With all the injuries, moving apartments, crazy heat waves and other life-craziness,
A Book of Hors d'Oeuvres and I took a little hiatus from each other. However, the weather has already begun to cool down - although my heart will not let me totally admit that it is already happening - and my stomach has begun to agree to let me put more than gazpacho and Mexican beer in it. Which brings us back, as ever, to where we started: more cream cheese.

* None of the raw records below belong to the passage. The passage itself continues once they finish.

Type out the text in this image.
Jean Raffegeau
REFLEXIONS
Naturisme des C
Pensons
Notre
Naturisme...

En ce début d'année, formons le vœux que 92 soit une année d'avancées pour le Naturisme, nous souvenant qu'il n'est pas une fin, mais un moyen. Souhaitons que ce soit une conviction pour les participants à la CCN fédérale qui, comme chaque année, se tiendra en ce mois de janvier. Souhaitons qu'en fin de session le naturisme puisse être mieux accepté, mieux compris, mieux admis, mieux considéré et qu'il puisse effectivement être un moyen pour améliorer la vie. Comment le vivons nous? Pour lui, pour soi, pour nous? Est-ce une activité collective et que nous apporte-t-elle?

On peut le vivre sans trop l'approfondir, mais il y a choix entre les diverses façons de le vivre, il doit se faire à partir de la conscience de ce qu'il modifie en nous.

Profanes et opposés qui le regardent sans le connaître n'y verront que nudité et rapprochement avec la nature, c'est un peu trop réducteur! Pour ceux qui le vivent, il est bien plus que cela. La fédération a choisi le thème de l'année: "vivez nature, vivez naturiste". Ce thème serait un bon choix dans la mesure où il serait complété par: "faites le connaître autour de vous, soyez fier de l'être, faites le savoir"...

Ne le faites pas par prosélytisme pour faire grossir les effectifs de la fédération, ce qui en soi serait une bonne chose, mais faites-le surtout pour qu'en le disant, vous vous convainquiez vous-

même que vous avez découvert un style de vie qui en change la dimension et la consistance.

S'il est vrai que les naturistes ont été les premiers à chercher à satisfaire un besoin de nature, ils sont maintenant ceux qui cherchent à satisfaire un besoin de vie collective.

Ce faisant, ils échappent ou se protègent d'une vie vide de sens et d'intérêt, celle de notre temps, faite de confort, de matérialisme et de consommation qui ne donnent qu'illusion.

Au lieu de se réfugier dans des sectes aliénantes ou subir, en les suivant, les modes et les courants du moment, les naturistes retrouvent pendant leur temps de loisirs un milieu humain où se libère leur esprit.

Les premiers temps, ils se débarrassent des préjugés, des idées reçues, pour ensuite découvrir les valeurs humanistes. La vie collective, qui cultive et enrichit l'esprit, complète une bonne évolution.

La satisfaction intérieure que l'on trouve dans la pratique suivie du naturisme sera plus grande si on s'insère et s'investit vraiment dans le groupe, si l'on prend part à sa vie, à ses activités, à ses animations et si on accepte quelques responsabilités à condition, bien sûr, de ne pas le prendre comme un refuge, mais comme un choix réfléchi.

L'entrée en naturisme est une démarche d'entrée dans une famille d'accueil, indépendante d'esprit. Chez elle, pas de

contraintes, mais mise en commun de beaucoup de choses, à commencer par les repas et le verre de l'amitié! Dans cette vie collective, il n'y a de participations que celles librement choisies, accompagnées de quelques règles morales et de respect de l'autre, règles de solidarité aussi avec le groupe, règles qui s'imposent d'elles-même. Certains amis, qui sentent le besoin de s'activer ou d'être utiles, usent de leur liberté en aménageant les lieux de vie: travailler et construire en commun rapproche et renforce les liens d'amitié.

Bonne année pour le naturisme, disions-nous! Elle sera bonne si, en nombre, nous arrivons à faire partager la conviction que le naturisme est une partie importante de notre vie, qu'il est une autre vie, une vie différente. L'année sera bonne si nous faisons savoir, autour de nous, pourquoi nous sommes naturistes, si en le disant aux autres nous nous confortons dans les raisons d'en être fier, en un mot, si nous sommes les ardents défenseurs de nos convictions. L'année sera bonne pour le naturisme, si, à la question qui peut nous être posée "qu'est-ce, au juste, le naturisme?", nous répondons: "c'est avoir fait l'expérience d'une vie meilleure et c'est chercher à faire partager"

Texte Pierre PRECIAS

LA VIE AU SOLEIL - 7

The recipe for Cheesehill Wafers does something that most of my favorite recipes in this book do. It gives you an idiotic amount of creative license. The first instruction is "season cream cheese". At first, that means salt and pepper. But then, it could also mean lemon zest. And, if you are me, which is a condition that generally lends itself to
ingredient enthusiasm, it also means
pimentón, cayenne and chives.
This creates a happy accident. It tinges your cream cheese just slightly pinky-orange, in a way that makes this ingredient-happy Labrador quite nostalgic for
EZ-Cheese. Yeah, you guys. Fancy EZ-Cheese. That is what we're talking about here. This also forms a mildly Spanish, lemony, velvet pillow for half an olive to ride on its way into your mouth.
Welcome back, cream cheese. You look pretty fly after summer vacation.
Cheesehill Wafers
Season cream cheese, moisten slightly with cream
* and force through pastry bag and star tube on round, thin wafers. Press half of a small pimiento-stuffed olive into the center of each mound of cheese. One may vary this wafer by using a small round of watermelon pickle instead of the olive.
*I used buttermilk instead of cream, because that is a thing I often do.